GOP Planning Retreat To Embrace For Acquittal Backlash


This past week, almost every Senate Republican (excluding only Utah’s Mitt Romney) voted to acquit President Donald Trump of the charges against him in the impeachment case brought by House Democrats. Now, they’re facing potential drags on their re-election chances thanks to those votes, and Senate Majority Leader Mitch McConnell (R-Ky.) himself is leading an apparent re-election strategy-focused “weekend-long retreat for senators and big donors” in Palm Beach, Florida, according to The Washington Post. McConnell is among the almost two dozen GOP Senators facing re-election battles this year, and even his seat has slipped to an only “likely” (rather than “solid”) Republican hold, according to the Cook Political Report.

The Post notes that McConnell’s weekend getaway with top Republicans “is certain to focus on how the entire impeachment process impacted their current 53-47 majority.” As the situation stands now, Democrats would have to nab either three additional seats and the presidency (which would give them a potential tiebreaking vote from a Democratic vice president) or four additional seats outright to become the majority party in the chamber. The Cook Political Report currently rates a full half a dozen GOP-held seats as either toss-ups or only “leaning” Republican, which is the last stop before toss-up status.

A pair of Democratic super PACs called Priorities USA and Senate Majority just announced a huge ad buy including “reservations for a several-million-dollar digital ad campaign targeting Republican senators in Arizona, Maine and North Carolina, two days after the trio voted to acquit Trump on charges of abuse of power and obstruction of Congress,” The Post notes. Each of those states’ Senators, including Martha McSally, Susan Collins, and Thom Tillis, are among those in the vulnerable seats that the Cook Political Report identifies. McSally routinely loses to Democratic opponent and former astronaut Mark Kelly in polls, and the signs of doom for the GOP go well on from there.
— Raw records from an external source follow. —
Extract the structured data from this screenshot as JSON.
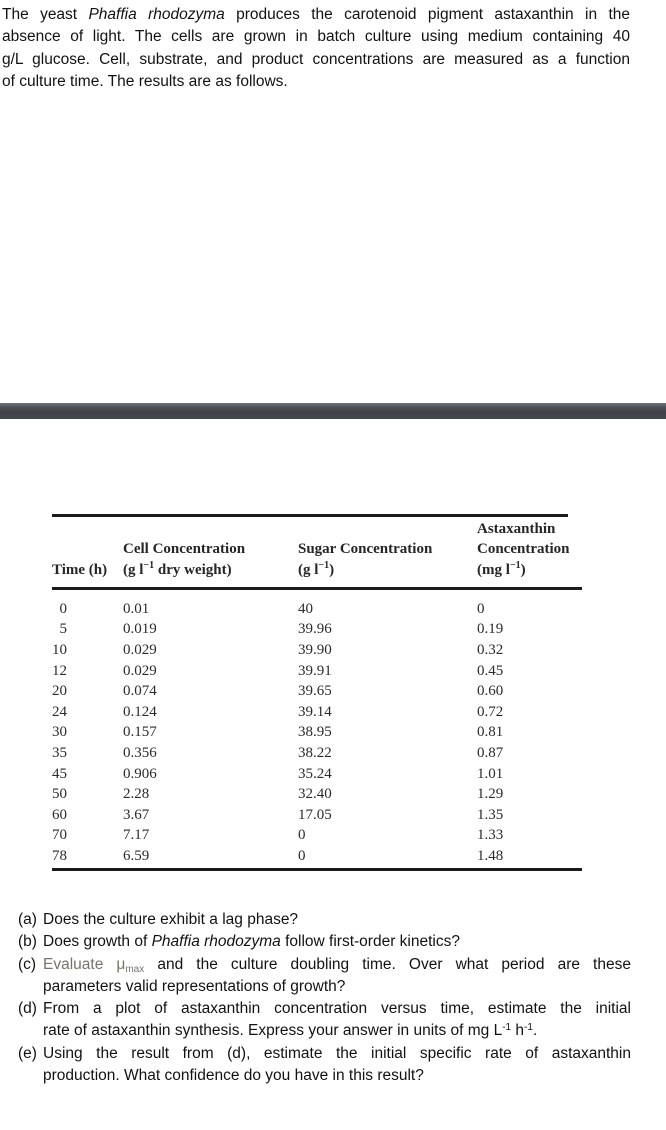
{
  "intro": {
    "line1_pre": "The yeast ",
    "line1_italic": "Phaffia rhodozyma",
    "line1_post": " produces the carotenoid pigment astaxanthin in the",
    "line2": "absence of light. The cells are grown in batch culture using medium containing 40",
    "line3": "g/L glucose. Cell, substrate, and product concentrations are measured as a function",
    "line4": "of culture time. The results are as follows."
  },
  "table": {
    "headers": {
      "time": "Time (h)",
      "cell_line1": "Cell Concentration",
      "cell_unit_pre": "(g l",
      "cell_unit_post": " dry weight)",
      "sugar_line1": "Sugar Concentration",
      "sugar_unit_pre": "(g l",
      "sugar_unit_post": ")",
      "asta_line1": "Astaxanthin",
      "asta_line2": "Concentration",
      "asta_unit_pre": "(mg l",
      "asta_unit_post": ")",
      "sup_minus1": "−1"
    },
    "rows": [
      [
        "0",
        "0.01",
        "40",
        "0"
      ],
      [
        "5",
        "0.019",
        "39.96",
        "0.19"
      ],
      [
        "10",
        "0.029",
        "39.90",
        "0.32"
      ],
      [
        "12",
        "0.029",
        "39.91",
        "0.45"
      ],
      [
        "20",
        "0.074",
        "39.65",
        "0.60"
      ],
      [
        "24",
        "0.124",
        "39.14",
        "0.72"
      ],
      [
        "30",
        "0.157",
        "38.95",
        "0.81"
      ],
      [
        "35",
        "0.356",
        "38.22",
        "0.87"
      ],
      [
        "45",
        "0.906",
        "35.24",
        "1.01"
      ],
      [
        "50",
        "2.28",
        "32.40",
        "1.29"
      ],
      [
        "60",
        "3.67",
        "17.05",
        "1.35"
      ],
      [
        "70",
        "7.17",
        "0",
        "1.33"
      ],
      [
        "78",
        "6.59",
        "0",
        "1.48"
      ]
    ]
  },
  "questions": {
    "a": {
      "label": "(a)",
      "line1": "Does the culture exhibit a lag phase?"
    },
    "b": {
      "label": "(b)",
      "pre": "Does growth of ",
      "italic": "Phaffia rhodozyma",
      "post": " follow first-order kinetics?"
    },
    "c": {
      "label": "(c)",
      "gray_pre": "Evaluate ",
      "mu": "μ",
      "mu_sub": "max",
      "line1_rest": " and the culture doubling time. Over what period are these",
      "line2": "parameters valid representations of growth?"
    },
    "d": {
      "label": "(d)",
      "line1": "From a plot of astaxanthin concentration versus time, estimate the initial",
      "line2_pre": "rate of astaxanthin synthesis. Express your answer in units of mg L",
      "sup1": "-1",
      "mid": " h",
      "sup2": "-1",
      "end": "."
    },
    "e": {
      "label": "(e)",
      "line1": "Using the result from (d), estimate the initial specific rate of astaxanthin",
      "line2": "production. What confidence do you have in this result?"
    }
  }
}
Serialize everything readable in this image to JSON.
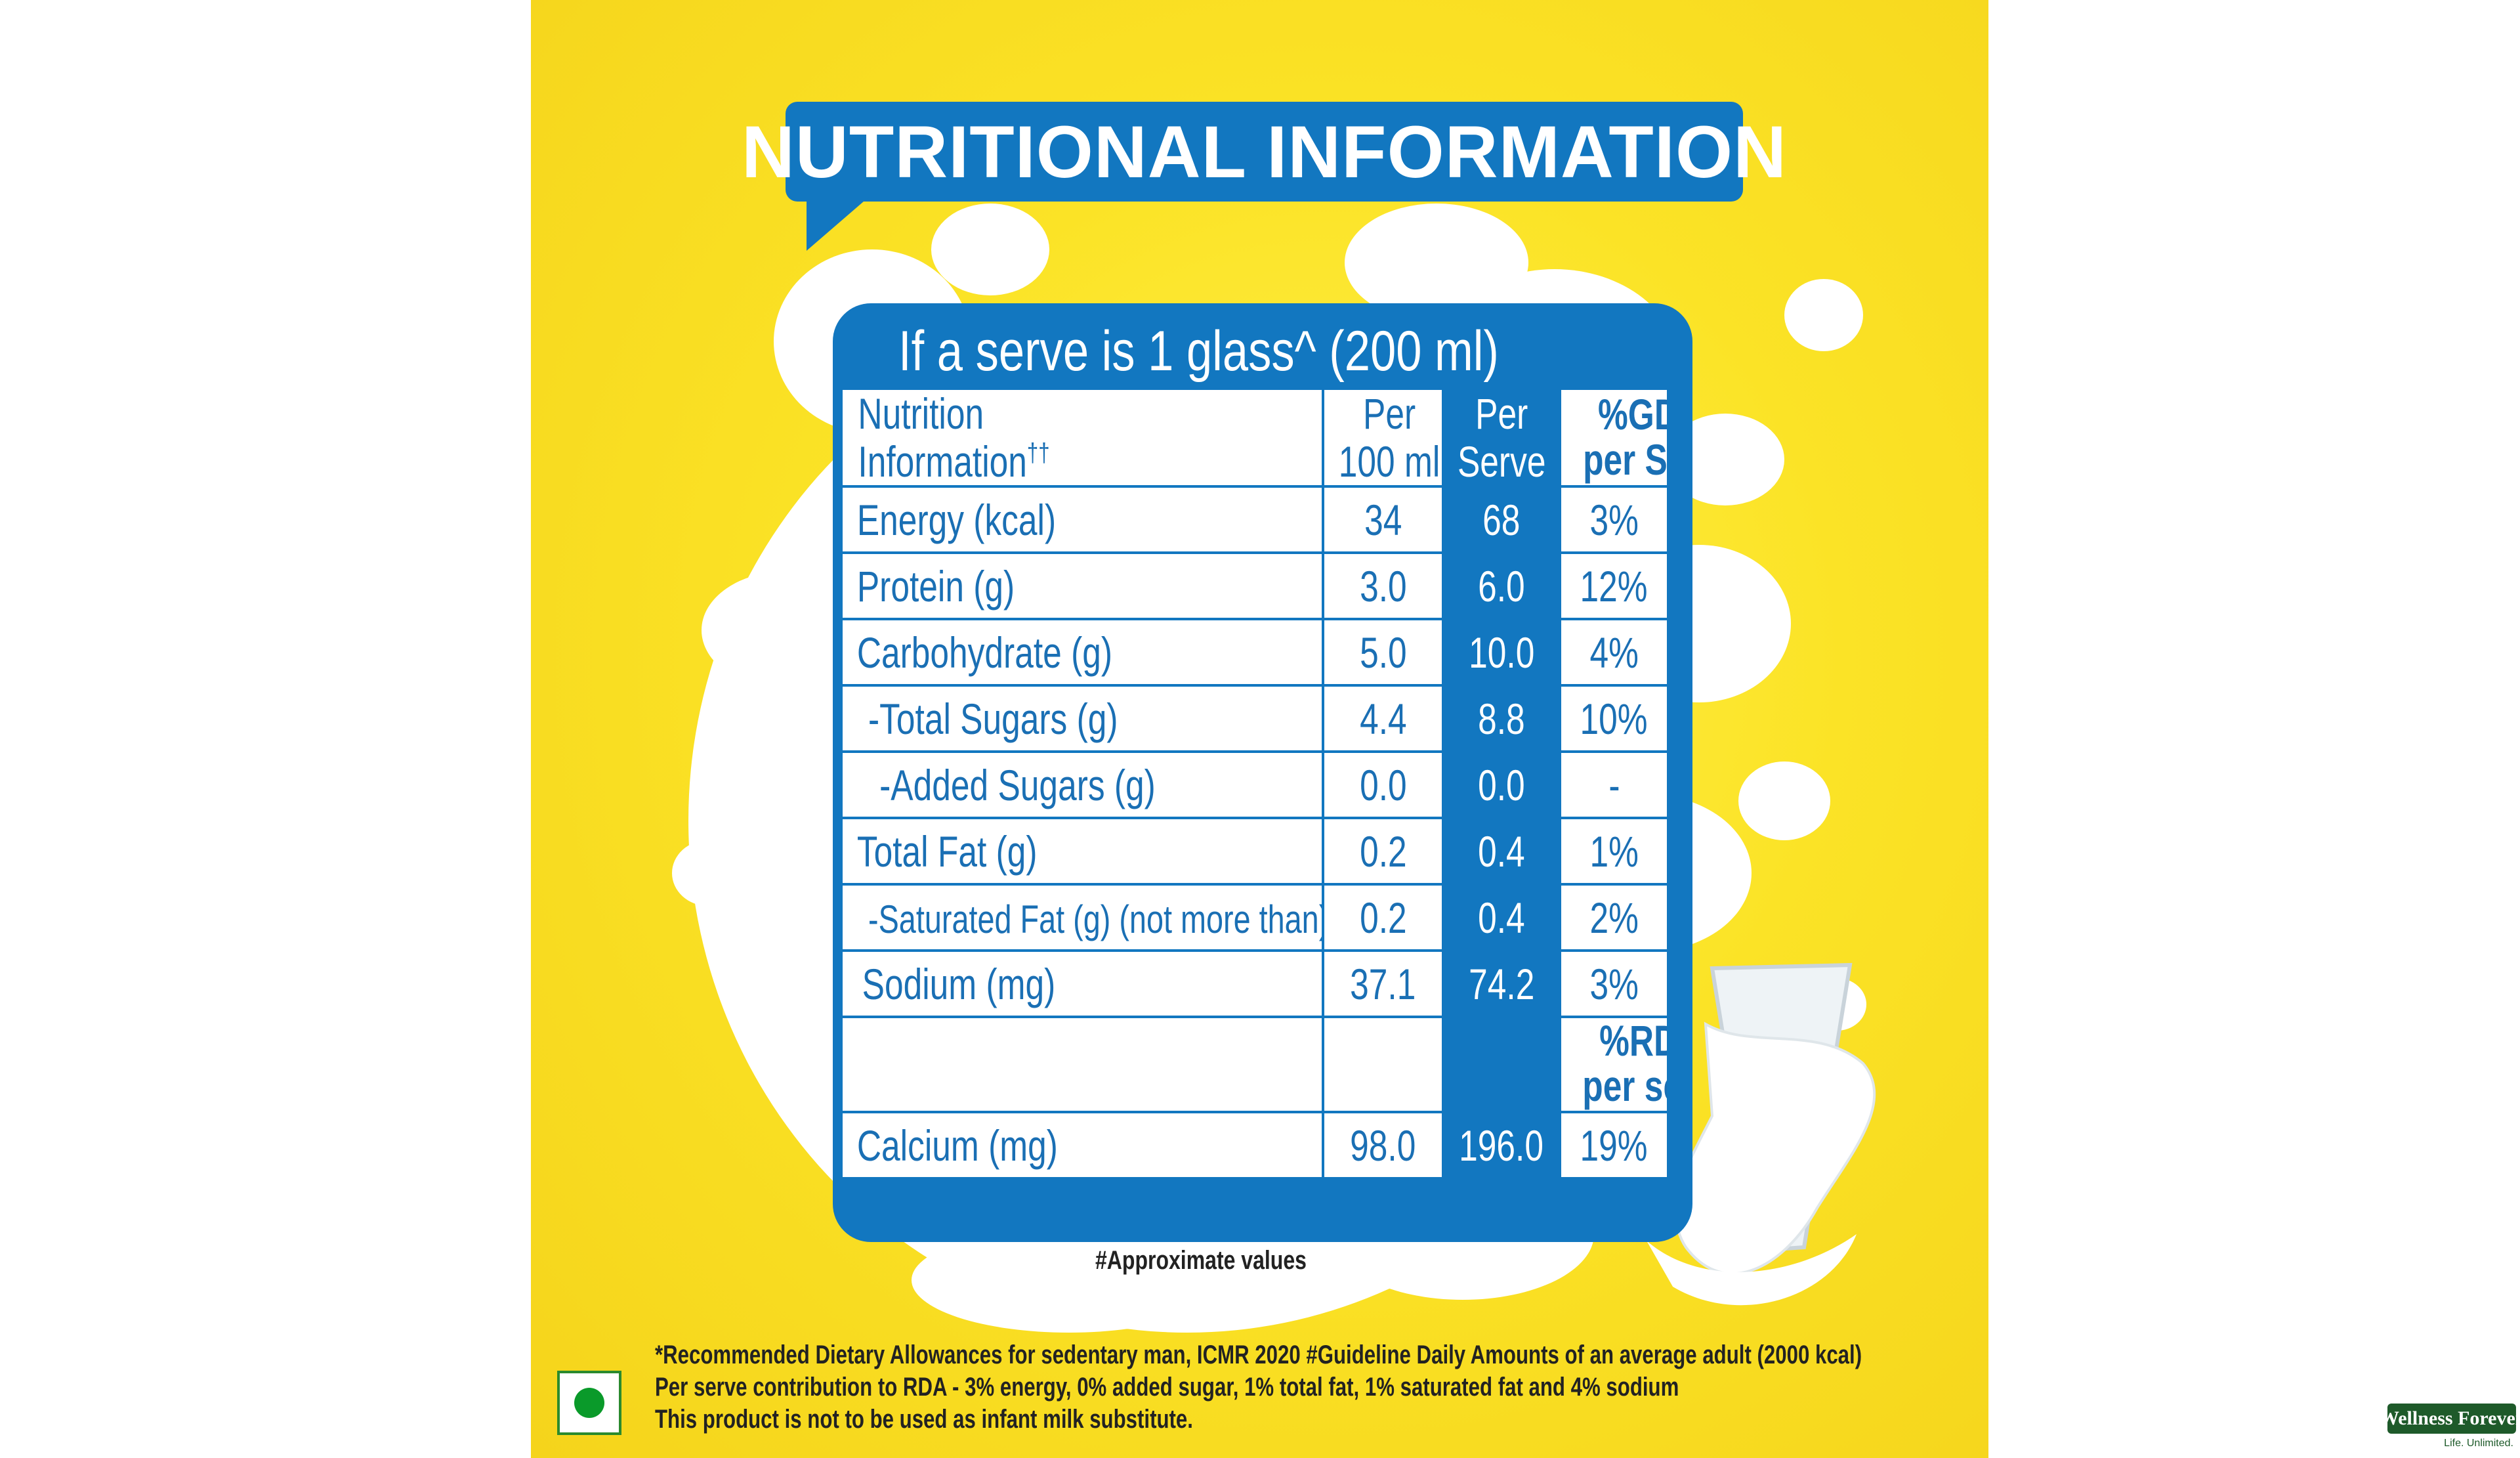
{
  "title": "NUTRITIONAL INFORMATION",
  "serve_heading": "If a serve is 1 glass^ (200 ml)",
  "table": {
    "headers": {
      "col1_line1": "Nutrition",
      "col1_line2": "Information",
      "col1_mark": "††",
      "col2_line1": "Per",
      "col2_line2": "100 ml",
      "col3_line1": "Per",
      "col3_line2": "Serve",
      "col4_line1": "%GDA#",
      "col4_line2": "per Serve"
    },
    "rows": [
      {
        "name": "Energy (kcal)",
        "per100": "34",
        "perServe": "68",
        "pct": "3%"
      },
      {
        "name": "Protein (g)",
        "per100": "3.0",
        "perServe": "6.0",
        "pct": "12%"
      },
      {
        "name": "Carbohydrate (g)",
        "per100": "5.0",
        "perServe": "10.0",
        "pct": "4%"
      },
      {
        "name": "-Total Sugars (g)",
        "per100": "4.4",
        "perServe": "8.8",
        "pct": "10%"
      },
      {
        "name": "-Added Sugars (g)",
        "per100": "0.0",
        "perServe": "0.0",
        "pct": "-"
      },
      {
        "name": "Total Fat (g)",
        "per100": "0.2",
        "perServe": "0.4",
        "pct": "1%"
      },
      {
        "name": "-Saturated Fat (g) (not more than)",
        "per100": "0.2",
        "perServe": "0.4",
        "pct": "2%"
      },
      {
        "name": "Sodium (mg)",
        "per100": "37.1",
        "perServe": "74.2",
        "pct": "3%"
      }
    ],
    "rda_header_line1": "%RDA*",
    "rda_header_line2": "per serve",
    "calcium": {
      "name": "Calcium (mg)",
      "per100": "98.0",
      "perServe": "196.0",
      "pct": "19%"
    }
  },
  "approx_note": "#Approximate values",
  "footnotes": [
    "*Recommended Dietary Allowances for sedentary man, ICMR 2020 #Guideline Daily Amounts of an average adult (2000 kcal)",
    "Per serve contribution to RDA - 3% energy, 0% added sugar, 1% total fat, 1% saturated fat and 4% sodium",
    "This product is not to be used as infant milk substitute."
  ],
  "logo": {
    "name": "Wellness Forever",
    "tagline": "Life. Unlimited."
  },
  "colors": {
    "background": "#f9de22",
    "accent_blue": "#1277c0",
    "text_blue": "#1a6fb4",
    "veg_green": "#0a9a2a"
  }
}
McConnell is trying to keep an about-face during the whole ordeal. At a press conference following the final votes to acquit Trump in his Senate trial, he claimed:

‘Every one of our people in tough races — every one of them — is in better shape today than they were before the impeachment trial started.’

Referencing Democrats and the impeachment process, he self-righteously continued:

‘They initiated it. They thought this was a great idea, and it at least for the short term, it has been a colossal political mistake.’

And — in a complete turnaround from his other comments offered just that very same apparent day, McConnell added, discussing the impeachment proceedings:

‘In the end it’s not likely to have much of an impact on any of the races, the presidential or the Senate races.’

So which is it? Is impeachment going to be a boon for Republicans or is it going to not have much of an effect? McConnell sounds like someone who is desperately reaching out for some kind of sign that there’s anything other than major accountability in his future.

In poll after poll, Trump loses to leading Democratic presidential primary candidates.